Kaczynski-Absturz
Polnische Ermittler schießen sich auf Fluglotsen ein
Im Bild eine Satellitenaufnahme der Absturzstelle am Militärflughafen von Smolensk vom 12. April 2010, darunter als Referenz ein Google-Maps-Archivbild des gesamten Flughafengeländes.
"Piloten in die Irre geführt"
Inzwischen steht zwar fest, dass die Piloten alle Warnungen der russischen Fluglotsen vor einer Landung ignorierten, was auch polnische Experten nach einer ersten Analyse der Flugschreiber erklärten. Allerdings könnte es beim Landeanflug zu Missverständnissen zwischen den Piloten und den Fluglotsen gekommen sein. "Wir können die Hypothese nicht ausschließen, dass die Piloten in die Irre geführt wurden", zitierte die Zeitung "Dziennik Gazeta Prawna" anonym einen der polnischen Ermittler.
Auch russische Medien berichten, dass es Verständigungsschwierigkeiten zwischen den Piloten und dem Flughafen gab. So zitierte das Internetportal "Lifenews" den Fluglotsen Pawel Plusnin mit den Worten, die polnische Besatzung habe Schwierigkeiten mit der russischen Sprache gehabt. "Sie konnten einige Zahlen nicht verstehen", so der Lotse.
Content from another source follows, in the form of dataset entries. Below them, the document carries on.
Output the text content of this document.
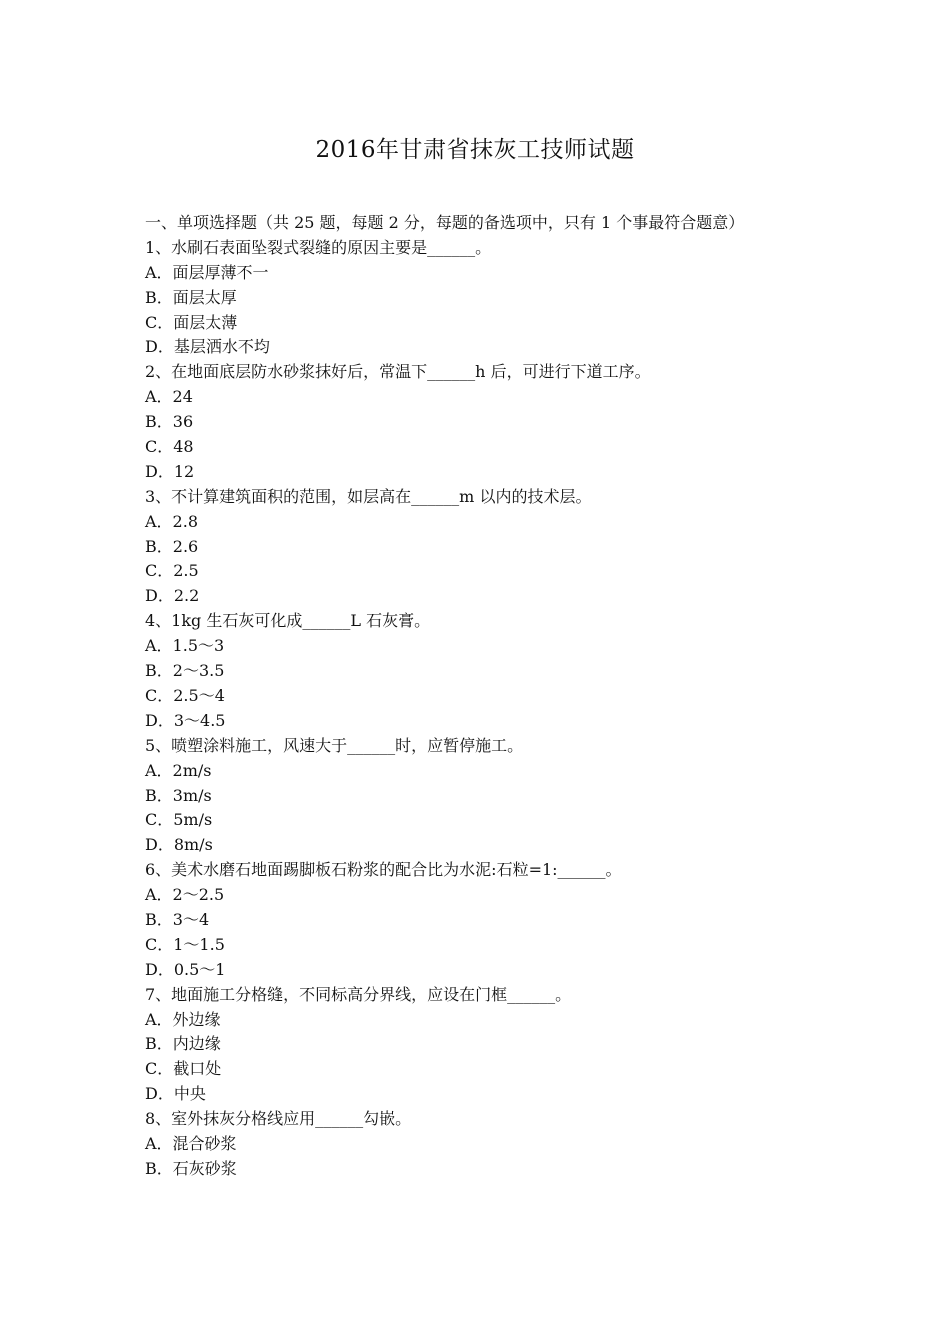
2016年甘肃省抹灰工技师试题
一、单项选择题（共 25 题，每题 2 分，每题的备选项中，只有 1 个事最符合题意）
1、水刷石表面坠裂式裂缝的原因主要是______。
A．面层厚薄不一
B．面层太厚
C．面层太薄
D．基层洒水不均
2、在地面底层防水砂浆抹好后，常温下______h 后，可进行下道工序。
A．24
B．36
C．48
D．12
3、不计算建筑面积的范围，如层高在______m 以内的技术层。
A．2.8
B．2.6
C．2.5
D．2.2
4、1kg 生石灰可化成______L 石灰膏。
A．1.5～3
B．2～3.5
C．2.5～4
D．3～4.5
5、喷塑涂料施工，风速大于______时，应暂停施工。
A．2m/s
B．3m/s
C．5m/s
D．8m/s
6、美术水磨石地面踢脚板石粉浆的配合比为水泥:石粒=1:______。
A．2～2.5
B．3～4
C．1～1.5
D．0.5～1
7、地面施工分格缝，不同标高分界线，应设在门框______。
A．外边缘
B．内边缘
C．截口处
D．中央
8、室外抹灰分格线应用______勾嵌。
A．混合砂浆
B．石灰砂浆
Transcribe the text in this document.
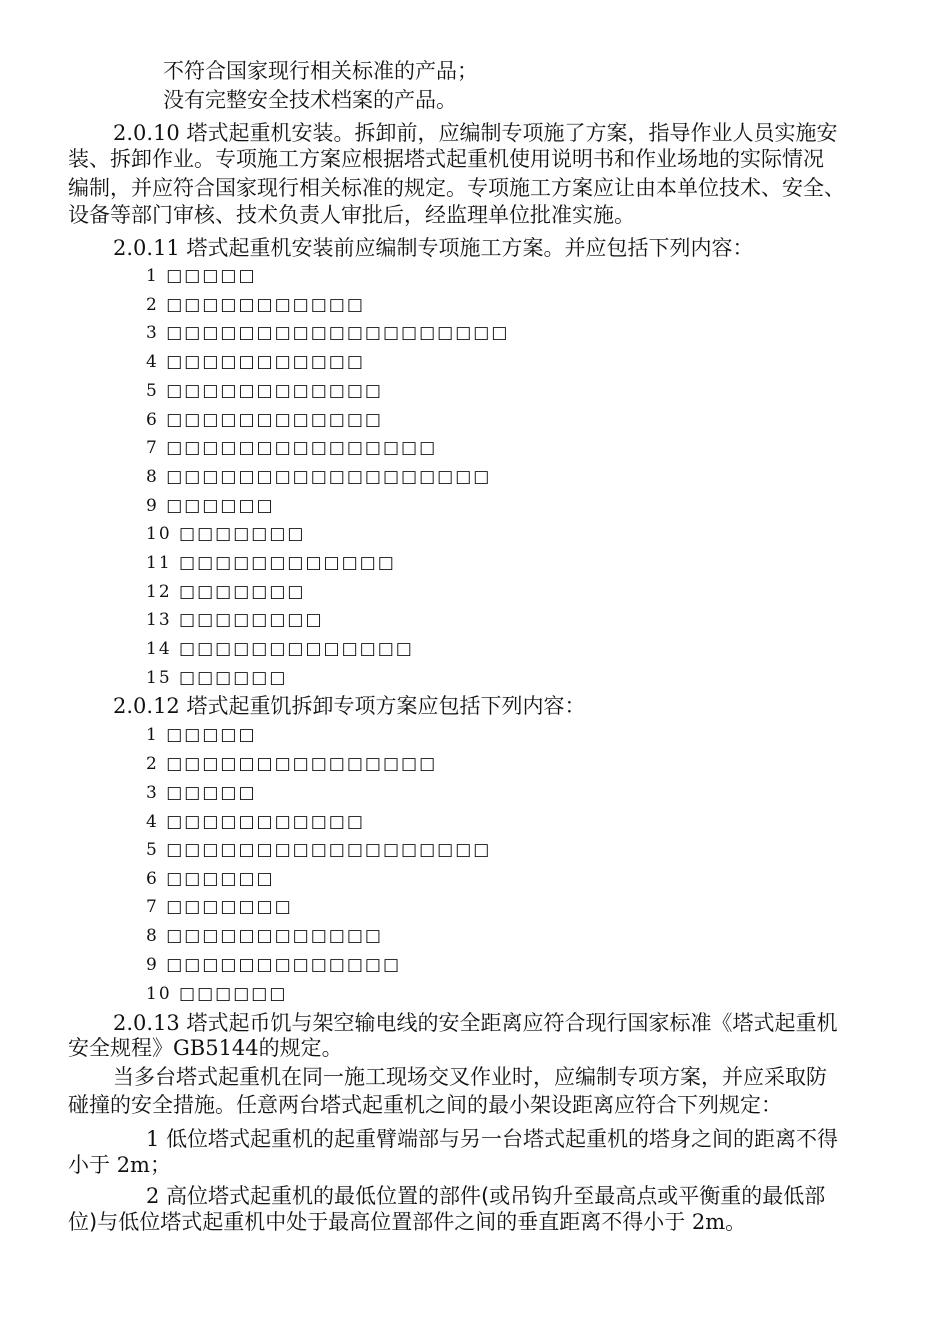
不符合国家现行相关标准的产品；
没有完整安全技术档案的产品。
2.0.10 塔式起重机安装。拆卸前，应编制专项施了方案，指导作业人员实施安
装、拆卸作业。专项施工方案应根据塔式起重机使用说明书和作业场地的实际情况
编制，并应符合国家现行相关标准的规定。专项施工方案应让由本单位技术、安全、
设备等部门审核、技术负责人审批后，经监理单位批准实施。
2.0.11 塔式起重机安装前应编制专项施工方案。并应包括下列内容：
1 □□□□□
2 □□□□□□□□□□□
3 □□□□□□□□□□□□□□□□□□□
4 □□□□□□□□□□□
5 □□□□□□□□□□□□
6 □□□□□□□□□□□□
7 □□□□□□□□□□□□□□□
8 □□□□□□□□□□□□□□□□□□
9 □□□□□□
10 □□□□□□□
11 □□□□□□□□□□□□
12 □□□□□□□
13 □□□□□□□□
14 □□□□□□□□□□□□□
15 □□□□□□
2.0.12 塔式起重饥拆卸专项方案应包括下列内容：
1 □□□□□
2 □□□□□□□□□□□□□□□
3 □□□□□
4 □□□□□□□□□□□
5 □□□□□□□□□□□□□□□□□□
6 □□□□□□
7 □□□□□□□
8 □□□□□□□□□□□□
9 □□□□□□□□□□□□□
10 □□□□□□
2.0.13 塔式起币饥与架空输电线的安全距离应符合现行国家标准《塔式起重机
安全规程》GB5144的规定。
当多台塔式起重机在同一施工现场交叉作业时，应编制专项方案，并应采取防
碰撞的安全措施。任意两台塔式起重机之间的最小架设距离应符合下列规定：
1 低位塔式起重机的起重臂端部与另一台塔式起重机的塔身之间的距离不得
小于 2m；
2 高位塔式起重机的最低位置的部件(或吊钩升至最高点或平衡重的最低部
位)与低位塔式起重机中处于最高位置部件之间的垂直距离不得小于 2m。
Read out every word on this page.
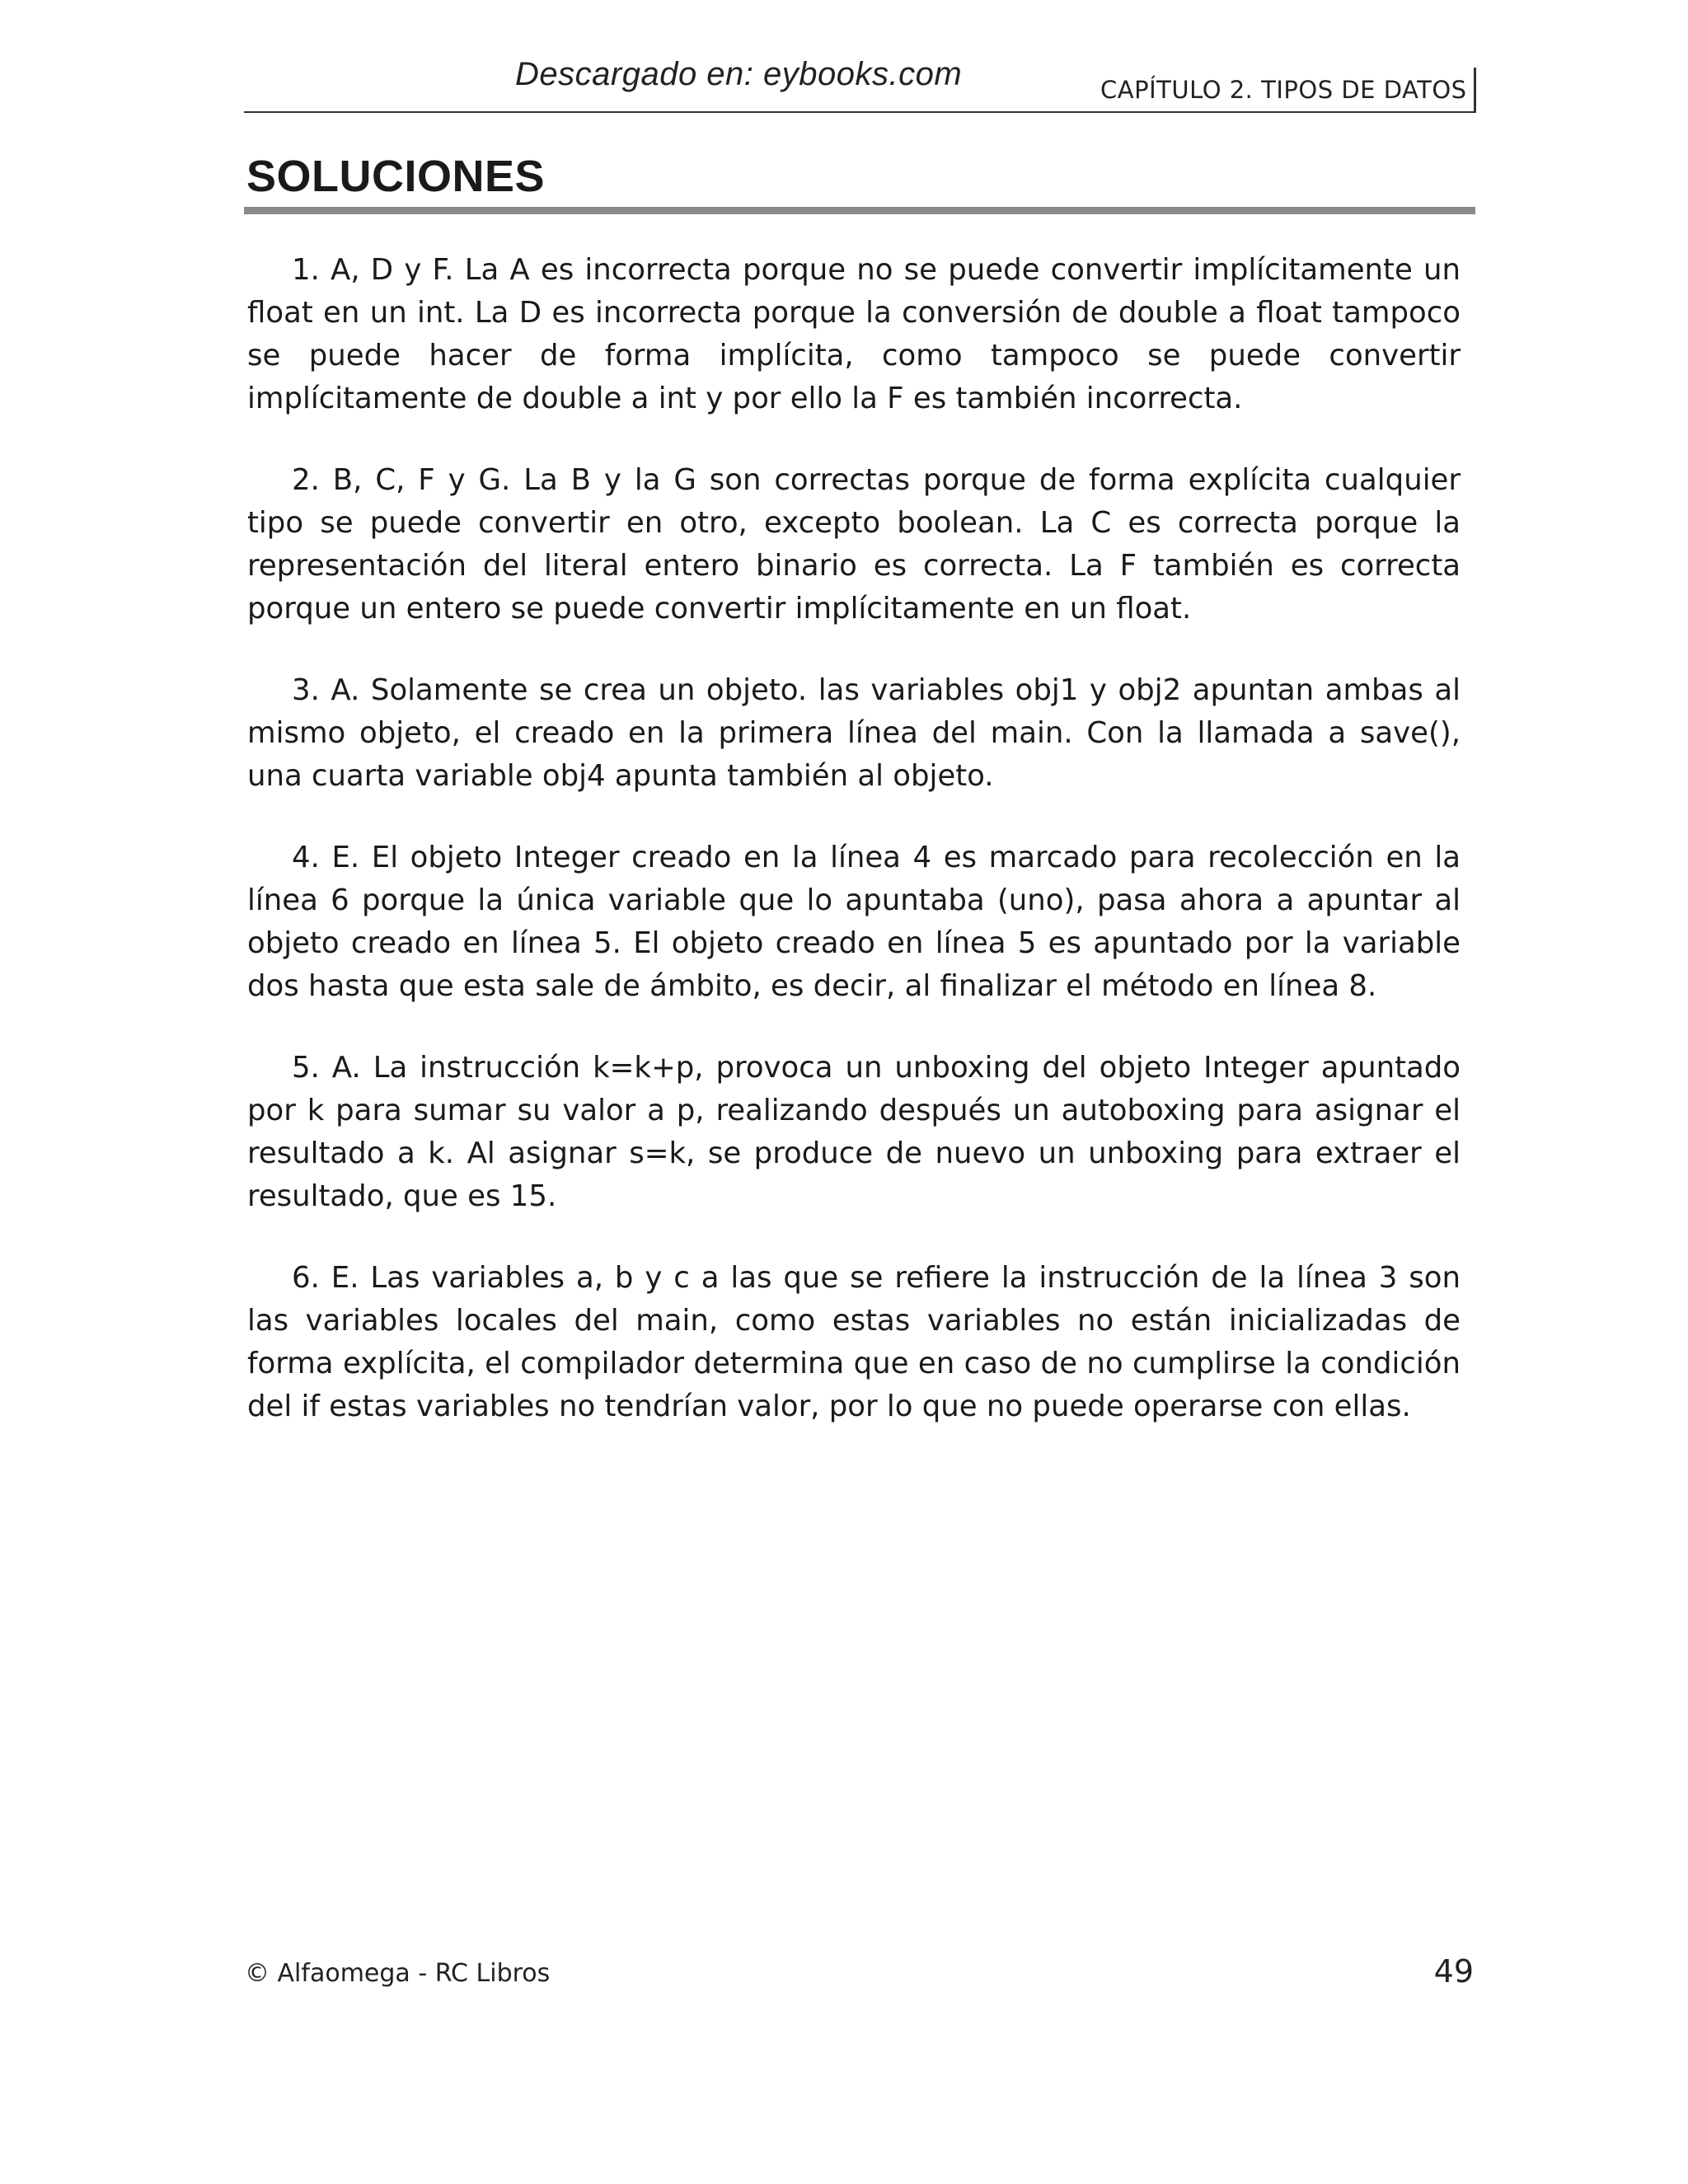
Descargado en: eybooks.com	CAPÍTULO 2. TIPOS DE DATOS
SOLUCIONES

1. A, D y F. La A es incorrecta porque no se puede convertir implícitamente un float en un int. La D es incorrecta porque la conversión de double a float tampoco se puede hacer de forma implícita, como tampoco se puede convertir implícitamente de double a int y por ello la F es también incorrecta.

2. B, C, F y G. La B y la G son correctas porque de forma explícita cualquier tipo se puede convertir en otro, excepto boolean. La C es correcta porque la representación del literal entero binario es correcta. La F también es correcta porque un entero se puede convertir implícitamente en un float.

3. A. Solamente se crea un objeto. las variables obj1 y obj2 apuntan ambas al mismo objeto, el creado en la primera línea del main. Con la llamada a save(), una cuarta variable obj4 apunta también al objeto.

4. E. El objeto Integer creado en la línea 4 es marcado para recolección en la línea 6 porque la única variable que lo apuntaba (uno), pasa ahora a apuntar al objeto creado en línea 5. El objeto creado en línea 5 es apuntado por la variable dos hasta que esta sale de ámbito, es decir, al finalizar el método en línea 8.

5. A. La instrucción k=k+p, provoca un unboxing del objeto Integer apuntado por k para sumar su valor a p, realizando después un autoboxing para asignar el resultado a k. Al asignar s=k, se produce de nuevo un unboxing para extraer el resultado, que es 15.

6. E. Las variables a, b y c a las que se refiere la instrucción de la línea 3 son las variables locales del main, como estas variables no están inicializadas de forma explícita, el compilador determina que en caso de no cumplirse la condición del if estas variables no tendrían valor, por lo que no puede operarse con ellas.

© Alfaomega - RC Libros	49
Dies könnte aber auch dem Smolensker Militärflughafen zum Vorwurf gemacht werden, dessen Beschäftigte offenbar nicht - wie international üblich - Englisch sprechen. Ein anderer Lotse gab an, die Konversation zwischen Boden und Cockpit sei auf Russisch "und teilweise in gebrochenem Englisch" geführt worden.
Dritter Flugschreiber geborgen
Eine technische Panne als Grund für den Absturz des Flugzeugs haben die russischen Ermittler am Dienstag definitiv ausgeschlossen. Die Triebwerke hätten bis zum Aufprall der Tupolew TU-154 einwandfrei gearbeitet, erklärte die Leiterin des Internationalen Luftfahrtkomitees in Moskau, Tatjana Anodina. Sie gab weiters bekannt, dass am Absturzort ein weiterer Flugschreiber geborgen wurde. Die Aufzeichnungen würden jetzt gemeinsam mit den polnischen Behörden ausgewertet.
Russlands Chefermittler Alexander Bastrykin sagte, die Untersuchungen würden noch mindestens drei Tage in Anspruch nehmen. Noch immer finde man in dem abgesperrten weitläufigen Waldstück persönliche Gegenstände der fast 100 Absturzopfer.
Geheimdienst befürchtet Spionage
Der polnische Geheimdienst plant indes laut einem Bericht der Zeitung "Rzeczpospolita" zu untersuchen, ob die russische Seite am Ort der Tragödie wichtige Dokumente an sich nahm. "Wir wissen noch nicht, welche Informationen die Passagiere mit an Bord nahmen und ob darunter auch geheime Informationen waren", sagte ein Agent des Inlandsgeheimdienst ABW der Zeitung. Es könne passiert sein, dass auch NATO-Unterlagen nun in die Hände des russischen Geheimdienstes gelangt seien, so "Rzeczpospolita".
Polens Verteidigungsminister Bogdan Klich sagte gegenüber Radio Zet, am Samstag seien von der polnischen Regierung sofort alle Blackberrys und Handys der Flugpassagiere gesperrt worden, um den Zugang zu Informationen zu versperren. Geheime Dokumente seien nicht an Bord der Maschine gewesen, so Klich. Klich versprach weiters, dass Polen neue Flugzeuge für die Regierung anschaffen werde bzw. eine Regierungsflotte in Zukunft entweder gemietet oder gechartert werden soll. Ab sofort werde nur mehr gechartert.
Trüben Schwierigkeiten die neue Ruhe?
Beobachter sind sich einig, dass der Verlauf der Ermittlungen Einfluss darauf haben wird, ob sich die gemeinsame Trauer so positiv auf die polnisch-russischen Beziehungen auswirkt wie angenommen. Der russische Premier Wladimir Putin sicherte jedenfalls zu, die Tragödie werde "objektiv und umfassend" aufgeklärt.